Всем им знаком восторг конца – то душевное состояние, к которому подходят слова Ницше о дионисийском пессимизме. Они не видят иной возможности разрешить загадку мира, как через гибель его и свою собственную. Но эта смерть не есть последнее «нет», а лишь темные врата, сквозь которые они пройдут к воскресению. Не к абсолютному ничто стремится русский нигилист, а к возрождению, к обретению той гармонии, в которой пребывала Россия 1200-х годов. Эта гармония утрачена, но не забыта. Если России суждено без помех следовать законам, свойственным ее природе, и дать им внешнее выражение для окружающего мира, то после долгой беспримерной дороги блужданий она однажды вернется к своим начальным душевным истокам. Только тогда добьется она своих высших свершений, поскольку это будет уже не спящая младенческим сном Россия XII века, а Россия знающая, прошедшая через свою противоположность. Подобно тому, как европейская культура только в барокко, а не в готике, достигла вершины своих возможностей, так и русские могут ждать расцвета своей культуры только в связи с возрождением русской готики.

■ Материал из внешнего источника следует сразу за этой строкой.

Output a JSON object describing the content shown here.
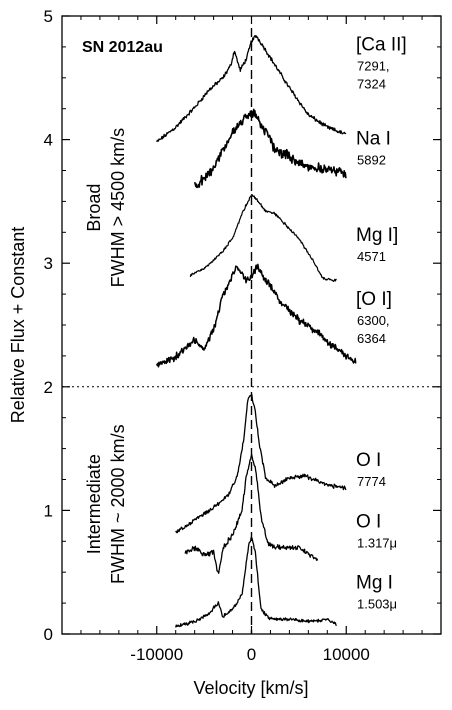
{
  "chart_data": {
    "type": "line",
    "title": "SN 2012au",
    "xlabel": "Velocity [km/s]",
    "ylabel": "Relative Flux + Constant",
    "xlim": [
      -20000,
      20000
    ],
    "ylim": [
      0,
      5
    ],
    "xticks": [
      -10000,
      0,
      10000
    ],
    "xtick_labels": [
      "-10000",
      "0",
      "10000"
    ],
    "yticks": [
      0,
      1,
      2,
      3,
      4,
      5
    ],
    "ytick_labels": [
      "0",
      "1",
      "2",
      "3",
      "4",
      "5"
    ],
    "divider_y": 2,
    "zero_line_x": 0,
    "grid": false,
    "groups": [
      {
        "line1": "Broad",
        "line2": "FWHM > 4500 km/s",
        "y_center": 3.45
      },
      {
        "line1": "Intermediate",
        "line2": "FWHM ~ 2000 km/s",
        "y_center": 1.05
      }
    ],
    "series": [
      {
        "name": "[Ca II]",
        "sub": [
          "7291,",
          "7324"
        ],
        "noise": 0.012,
        "width": 1.3,
        "label_y": 4.72,
        "x": [
          -10000,
          -8000,
          -6000,
          -4500,
          -3000,
          -2200,
          -1800,
          -1200,
          -500,
          0,
          500,
          1200,
          2500,
          4000,
          6000,
          8000,
          10000
        ],
        "y": [
          3.98,
          4.1,
          4.26,
          4.4,
          4.5,
          4.6,
          4.72,
          4.56,
          4.66,
          4.8,
          4.84,
          4.76,
          4.6,
          4.42,
          4.2,
          4.1,
          4.04
        ]
      },
      {
        "name": "Na I",
        "sub": [
          "5892"
        ],
        "noise": 0.03,
        "width": 1.6,
        "label_y": 3.96,
        "x": [
          -6000,
          -5000,
          -4000,
          -3000,
          -2000,
          -1000,
          0,
          500,
          1500,
          2500,
          4000,
          6000,
          8000,
          10000
        ],
        "y": [
          3.62,
          3.68,
          3.78,
          3.92,
          4.05,
          4.15,
          4.22,
          4.2,
          4.06,
          3.92,
          3.86,
          3.78,
          3.76,
          3.72
        ]
      },
      {
        "name": "Mg I]",
        "sub": [
          "4571"
        ],
        "noise": 0.008,
        "width": 1.2,
        "label_y": 3.18,
        "x": [
          -6500,
          -5000,
          -4000,
          -3000,
          -2000,
          -1000,
          0,
          700,
          1500,
          2500,
          3500,
          5000,
          6500,
          7500,
          9000
        ],
        "y": [
          2.9,
          2.96,
          3.02,
          3.1,
          3.2,
          3.4,
          3.56,
          3.5,
          3.42,
          3.4,
          3.32,
          3.2,
          3.02,
          2.88,
          2.86
        ]
      },
      {
        "name": "[O I]",
        "sub": [
          "6300,",
          "6364"
        ],
        "noise": 0.022,
        "width": 1.5,
        "label_y": 2.66,
        "x": [
          -10000,
          -8000,
          -6000,
          -5000,
          -4000,
          -3000,
          -1500,
          -600,
          0,
          600,
          1500,
          3000,
          5000,
          7000,
          9000,
          11000
        ],
        "y": [
          2.18,
          2.24,
          2.38,
          2.3,
          2.46,
          2.74,
          2.98,
          2.86,
          2.88,
          2.98,
          2.86,
          2.7,
          2.54,
          2.44,
          2.3,
          2.2
        ]
      },
      {
        "name": "O I",
        "sub": [
          "7774"
        ],
        "noise": 0.012,
        "width": 1.3,
        "label_y": 1.36,
        "x": [
          -8000,
          -6000,
          -4000,
          -2500,
          -1500,
          -800,
          -400,
          0,
          400,
          800,
          1500,
          2500,
          4000,
          5500,
          7000,
          8500,
          10000
        ],
        "y": [
          0.82,
          0.92,
          1.02,
          1.12,
          1.28,
          1.58,
          1.9,
          1.94,
          1.8,
          1.55,
          1.26,
          1.2,
          1.26,
          1.28,
          1.24,
          1.2,
          1.18
        ]
      },
      {
        "name": "O I",
        "sub": [
          "1.317μ"
        ],
        "noise": 0.015,
        "width": 1.3,
        "label_y": 0.86,
        "x": [
          -7000,
          -6000,
          -5000,
          -4000,
          -3500,
          -3000,
          -2000,
          -1000,
          -500,
          0,
          500,
          1000,
          1800,
          3000,
          5000,
          7000
        ],
        "y": [
          0.66,
          0.7,
          0.64,
          0.66,
          0.48,
          0.7,
          0.8,
          1.0,
          1.3,
          1.45,
          1.3,
          0.95,
          0.72,
          0.7,
          0.7,
          0.6
        ]
      },
      {
        "name": "Mg I",
        "sub": [
          "1.503μ"
        ],
        "noise": 0.01,
        "width": 1.3,
        "label_y": 0.37,
        "x": [
          -8000,
          -6000,
          -4500,
          -3500,
          -3000,
          -2000,
          -1000,
          -300,
          0,
          400,
          1000,
          2000,
          4000,
          6000,
          8000,
          9000
        ],
        "y": [
          0.06,
          0.1,
          0.16,
          0.26,
          0.14,
          0.2,
          0.32,
          0.72,
          0.78,
          0.66,
          0.2,
          0.12,
          0.12,
          0.1,
          0.12,
          0.08
        ]
      }
    ]
  }
}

Культура середины и культура конца

Прометеевский человек не хочет видеть сущность мира иной, чем она есть; он лишь хочет упорядочить его, использовать, овладеть им. Русский же хотел бы видеть мир иным в самой основе. А в своем нигилистическом рвении он доходит до того, что вообще не хочет мира. Поэтому западноевропеец стремится к успокаивающей и консолидирующей середине, а русский – к всеосвобождающему концу. Конечной целью западной культуры является не борьба с силами земли, а состояние всеобщей безопасности, порядка и благосостояния после победного окончания борьбы. Бе цель – мещанство, в то время как русская культура в своей глубине стремится к тому, чтобы в заключительном акте принести себя в жертву. Русский не чувствует ценности эволюции, устойчивости культуры и т. д., но обладает довольно тонким чутьем к кризисам. Он больше любит крушения, чем переходные состояния. Для западного же человека, особенно прусского или английского склада, нет ничего ненавистней, чем переворот и хаос. Он в такой же степени избегает революций, в какой русский с нетерпением ждет их. Русского больше вдохновляет картина развала, нежели забота о сохранении традиций. Европейца вполне устраивает мир; он в нем уютно обживается и цепко держится за земные блага; он – реалист. Реалистом он только и может быть, поскольку разошелся с вечностью. Русский же мало ценит мир. Внутренне он не привязан ни к чему. Ничто не удерживает его надолго. Он недостаточно настроен на действительность, недостаточно приспособлен для нее. Его не покидает удивление, как это человек – подобие Бога – мог угодить в столь злосчастную мировую историю. Его не покидает ощущение, что он на земле лишь гость. Поэтому земля имеет над ним меньшую власть. Он более, чем кто-либо, сохраняет от ее соблазнов свою свободу души. Он может быть столь свободным только потому, что чувствует поддержку вечности. В своей расовой гордости европеец презирает восточную расу. Причисляя себя к разряду господ, он считает славян за рабов (уже звуковое подобие этих слов соблазняет его на это[142]). Но на чьей стороне свобода?

Европеец отдается законам земли и позволяет им себя поработить. Он подпадает под власть даже незначительной мелочи. Русскому же – и вообще славянам – присуще стремление к свободе не только от ига чужих народов, но и к свободе от оков всего преходящего и бренного. Тут проявляется «широкая душа» с прославленной русской широтой натуры, которая сразу же бросается в глаза на фоне чудаковатой мелочности европейца, особенно – немца. Последнее слово русской культуры будет как раз новым словом о человеческой свободе. И чтобы его отыскать, чтобы его познать – она должна пройти все адские муки деспотизма.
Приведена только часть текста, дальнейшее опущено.